Oltre ad essere ingiusta poi la proposta è insensata perché chiede di far pagare più beni e servizi e quindi abbassare il potere di acquisto degli stipendi e salari, per trovare risorse con cui sostenere… stipendi e salari! Oltretutto la ricercatrice ISTAT dovrebbe sapere che qualsiasi inasprimento della tassazione sulle abitazioni farebbe crollare ulteriormente il loro valore (come è avvenuto nel 2012 con l’IMU) e che ciò, oltre ad impoverire tutti gli italiani nel loro patrimonio, spesso creato con duro lavoro e sacrifici, creerebbe problemi ai mutui accesi, in quanto la garanzia prestata attraverso ipoteca potrebbe diventare non più sufficiente, costringendo così le banche a chiedere un’integrazione o un ulteriore ipoteca. Non solo: le stesse banche attualmente sono imbottite di immobili acquisiti via pignoramenti che non riescono a vendere proprio grazie ad un mercato crollato per il peso della tassazione sulle case. I bilanci di queste, già estremamente fragili, vedrebbero peggiorare l’attivo per il deprezzamento degli asset immobiliari e l’aumento di rischio sui prestiti erogati, con conseguente peggioramento del loro TIER ed ulteriore stretta monetaria. Insomma la proposta Montella sarebbe una iattura, ammesso di ottenere il gettito da lei indicato, il che non e affatto scontato: l’economista grillina sa bene (o dovrebbe) che, superata una certa soglia di tassazione, all’aumentare del carico fiscale diminuisce il gettito perché aumenta l’evasione difensiva, la cessazione di attività diventate non più sostenibili, ecc.. Il tutto è rappresentato graficamente dalla c.d. Curva di Laffer che è questa:

laffer

In Italia siamo abbondantemente al di là del punto ottimale di pressione fiscale, per cui un qualsiasi aumento di essa provocherebbe una diminuzione del gettito e non una sua crescita. Anche qui sembra che l’economista dell’ISTAT ignori le difficoltà di molte piccole e medie imprese nell’avere quei margini di profitto che permettano loro di continuare l’attività e che un aumento della tassazione sugli immobili porterebbe alla chiusura, o che l’aumento del prezzo finale dei loro beni porrebbe fuori mercato, con in ambedue i casi, perdita di posti di lavoro ed in ultima analisi appunto di gettito fiscale.
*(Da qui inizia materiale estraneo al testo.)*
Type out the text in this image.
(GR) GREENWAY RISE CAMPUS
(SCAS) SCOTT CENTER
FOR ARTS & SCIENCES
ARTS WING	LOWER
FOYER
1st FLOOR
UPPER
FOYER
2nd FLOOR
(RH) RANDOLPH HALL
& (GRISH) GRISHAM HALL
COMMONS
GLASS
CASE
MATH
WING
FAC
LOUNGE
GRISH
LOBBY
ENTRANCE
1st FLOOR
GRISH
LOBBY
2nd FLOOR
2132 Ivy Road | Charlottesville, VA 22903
Ma c’è anche un ultimo aspetto che va evidenziato, l’ennesima dimostrazione di quanto si ignorano le basi del nostro essere italiani: la proposta Montella è palesemente in violazione del dettato costituzionale ed antidemocratica. Come già accennato i nostri costituenti ebbero ben presente il problema dell’equità sociale della tassazione, come momento partecipativo al funzionamento della macchina pubblica attraverso il contribuio di tutti i cittadini, secondo le loro possibilità, e posero alla base dell’imposizione fiscale due principi: la capacità contributiva e il principio della progressività (art. 53 Cost.). La proposta Montella viola ambedue questi principi: la capacità contributiva, poiché le tasse indirette non tengono conto del reddito e hanno un costo fisso che grava di più sul meno abbiente; la progressività, perché sono appunto all’opposto regressive o al limite proporzionali, ma di certo non pesano in maniera maggiore sui più abbienti, con quell’effetto redistributivo che solo garantisce equità e uguaglianza, principi che sono alla base della nostra democrazia.

Spiace che per la foga di far quadrare i conti in maniera freddamente contabile la Montella, esponente di un movimento che fa della giustizia sociale e della difesa del cittadino comune la sua bandiera non si sia accorta di essersi posta in linea con i poteri finanziari che gestiscono l’Europa contro l’interesse dei cittadini e che vorrebbero trasformare l’Italia nella prossima Grecia: uno Stato interamente da privatizzare. Forse il fatto di essere diventata docente a contratto con un lauto stipendio l’ha un po’ allontanata dalla durezza del vivere auspicata (per gli altri) da Padoa Schioppa e che attualmente purtroppo permea l’esistenza di gran parte degli italiani.